What’s In A Name? Imagine four couples who all live in the same city. Each woman has the given name Elizabeth and each man has the given name William. One couple uses their full names, Elizabeth and William. Another prefers Liz and Will. The third goes by Beth and Liam. The last are called Betsy and Billy. Describe each couple. Now imagine that all four couples show up at the same party. What happens?

A Rose By Any Other Name… On the TV show “Sex and the City”, there’s a character known as Mr. Big, or simply Big. (If you haven’t seen the show, he’s the on-again off-again forty-ish boyfriend of Carrie, the 35-ish narrator. They live in Manhattan; she’s a writer, he’s… hmm. Well, it’s all very mysterious, but he has a car & driver and he’s usually seen wearing a suit. We think he owns a company.) Choose a first, middle and last name for this character. Explain how and why you chose the names.

Handling Critique

A Pen In Each Hand

By Butcher

Using a NPC critique that you’ve received in the past, write two responses to it. With the first, be negative and vent. Act defensive. Argue all the statements as if they are either unwarranted or inaccurate. With the second, be positive and gracious. Thank your critiquer.

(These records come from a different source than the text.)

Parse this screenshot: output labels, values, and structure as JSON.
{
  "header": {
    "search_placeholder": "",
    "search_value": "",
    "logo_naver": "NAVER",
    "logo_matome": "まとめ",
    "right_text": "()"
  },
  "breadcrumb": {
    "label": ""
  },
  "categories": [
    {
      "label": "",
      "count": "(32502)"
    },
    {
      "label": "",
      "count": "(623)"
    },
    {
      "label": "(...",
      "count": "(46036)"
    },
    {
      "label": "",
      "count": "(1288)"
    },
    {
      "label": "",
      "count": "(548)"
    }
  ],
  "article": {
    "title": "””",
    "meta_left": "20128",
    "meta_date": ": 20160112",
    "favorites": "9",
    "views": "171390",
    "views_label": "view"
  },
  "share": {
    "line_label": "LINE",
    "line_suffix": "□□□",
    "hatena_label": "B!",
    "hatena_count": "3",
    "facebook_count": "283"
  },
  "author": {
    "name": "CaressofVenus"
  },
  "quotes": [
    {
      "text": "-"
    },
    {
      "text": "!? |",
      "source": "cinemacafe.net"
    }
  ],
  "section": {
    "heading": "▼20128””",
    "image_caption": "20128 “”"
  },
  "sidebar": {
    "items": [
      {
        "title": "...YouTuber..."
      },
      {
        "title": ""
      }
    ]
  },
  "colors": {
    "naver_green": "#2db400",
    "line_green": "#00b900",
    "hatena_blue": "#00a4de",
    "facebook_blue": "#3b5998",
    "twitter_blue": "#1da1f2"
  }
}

Ask questions for clarification. Form a dignified response. Study the two and ask yourself, as a writer, which you would rather receive as a critiquer. If you haven’t already thanked this person for their critique, perhaps take the opportunity now to do so.

Break the Rules!

A Pen In Each Hand

By Barrister

Knowing grammar rules and style suggestions is important—especially so you can break the rules when it’s necessary. The key to breaking the rules is knowing why they work and why breaking them might be necessary. For example, as pointed out in this month’s Absolute Blank article, passive sentences are a no-no because they utilize weak verbs and they mask the subject of the sentence. But, what if you want to shroud the subject in mystery for the moment? A passive sentence might be the right tool in that case. You can check out Absolute Blank for an example of this technique and for one involving sentence length. The Exercise: Write a short scene in which you break one or more style suggestions or grammar rules in order to enhance the story. You can use a carefully placed passive sentence or a series of short sentences, as above, or you might consider testing the waters with sentence fragments, one-word paragraphs, or run-on sentences. It’s up to you. After your scene, point out what style points you have ignored or grammar rules you have broken and why. You can post your exercise to the TC board where you feel most comfortable.